Whaley, Ben. Toward a Gameic World: New Rules of Engagement from Japanese Video Games. Ann Arbor: University of Michigan Press (2023). Publisher’s site.
Predictably, my one week, one book plan went almost immediately off the rails as life demanded attention. The bad news is that I fell a bit behind my reading schedule, but the good news is that I solidified plans to be in Japan this summer AND I got to read through Ben Whaley’s new book on Japanese video games! As I said in my first post in this series, the idea behind my summer reading project was to try to acquaint myself with the state of game studies as a field, especially with those books related to Japanese games. From my initial forays on the English language side of things, it seems that a lot of those conversations are happening around Japanese video games. This was my impression as I started thinking about my research project, and I have some theories about why there’s such a dearth of Anglophone scholarship on Japanese analog gaming compared to video games, but enough about me! Let’s talk about this book!

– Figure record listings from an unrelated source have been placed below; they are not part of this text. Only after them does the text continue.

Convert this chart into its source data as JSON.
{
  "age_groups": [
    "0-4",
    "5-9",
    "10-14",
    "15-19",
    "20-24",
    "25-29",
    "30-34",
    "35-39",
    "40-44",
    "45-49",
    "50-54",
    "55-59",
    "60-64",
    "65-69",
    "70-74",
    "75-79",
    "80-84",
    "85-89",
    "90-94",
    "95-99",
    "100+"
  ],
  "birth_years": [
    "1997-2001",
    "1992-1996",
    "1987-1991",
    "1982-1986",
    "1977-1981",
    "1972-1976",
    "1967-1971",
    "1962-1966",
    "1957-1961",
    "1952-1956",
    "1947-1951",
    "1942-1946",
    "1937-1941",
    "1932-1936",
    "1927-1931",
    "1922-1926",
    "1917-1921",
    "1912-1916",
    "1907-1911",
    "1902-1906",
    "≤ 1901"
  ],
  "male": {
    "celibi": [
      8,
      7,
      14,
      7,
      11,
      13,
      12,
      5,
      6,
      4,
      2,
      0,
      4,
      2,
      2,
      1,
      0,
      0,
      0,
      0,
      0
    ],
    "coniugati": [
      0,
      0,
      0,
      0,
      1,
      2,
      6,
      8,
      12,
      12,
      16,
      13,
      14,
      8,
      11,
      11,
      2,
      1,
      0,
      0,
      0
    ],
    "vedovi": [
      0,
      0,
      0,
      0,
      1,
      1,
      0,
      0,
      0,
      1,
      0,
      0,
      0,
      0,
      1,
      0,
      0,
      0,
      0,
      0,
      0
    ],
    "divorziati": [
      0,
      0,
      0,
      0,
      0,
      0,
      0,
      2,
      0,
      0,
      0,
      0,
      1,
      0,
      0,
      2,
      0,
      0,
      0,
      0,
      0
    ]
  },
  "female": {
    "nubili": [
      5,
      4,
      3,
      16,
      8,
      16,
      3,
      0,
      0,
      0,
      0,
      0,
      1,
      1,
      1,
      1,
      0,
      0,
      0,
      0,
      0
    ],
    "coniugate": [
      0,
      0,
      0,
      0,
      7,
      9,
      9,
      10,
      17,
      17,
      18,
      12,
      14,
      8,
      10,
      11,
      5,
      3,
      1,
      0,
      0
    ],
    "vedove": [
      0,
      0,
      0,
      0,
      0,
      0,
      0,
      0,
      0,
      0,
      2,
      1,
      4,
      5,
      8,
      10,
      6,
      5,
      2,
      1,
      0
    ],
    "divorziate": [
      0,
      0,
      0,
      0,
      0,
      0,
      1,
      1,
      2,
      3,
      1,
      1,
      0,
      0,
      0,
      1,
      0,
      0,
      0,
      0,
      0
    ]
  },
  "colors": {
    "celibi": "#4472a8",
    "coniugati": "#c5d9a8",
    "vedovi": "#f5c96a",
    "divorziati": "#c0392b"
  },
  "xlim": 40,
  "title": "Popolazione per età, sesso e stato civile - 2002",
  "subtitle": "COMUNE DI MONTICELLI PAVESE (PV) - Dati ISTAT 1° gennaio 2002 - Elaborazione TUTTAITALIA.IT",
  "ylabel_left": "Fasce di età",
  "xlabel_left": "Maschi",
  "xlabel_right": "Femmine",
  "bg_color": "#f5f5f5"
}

I had initially gone into Toward a Gameic World thinking that it would look somewhat like the kind of work I do: a social history of media that investigates the conditions of possibility for what they do. What I soon found, though, was that Whaley takes a much different approach to Japanese video games, one that slowly and methodically builds out a text-centric theoretical schema for approaching the study of video games and the social implications of their gameplay systems. By “slow” and “methodical,” I do NOT mean “boring,” however, and Whaley’s engaging, fun authorial voice made each chapter’s weighty theoretical arguments feel breezy to read. Let’s discuss!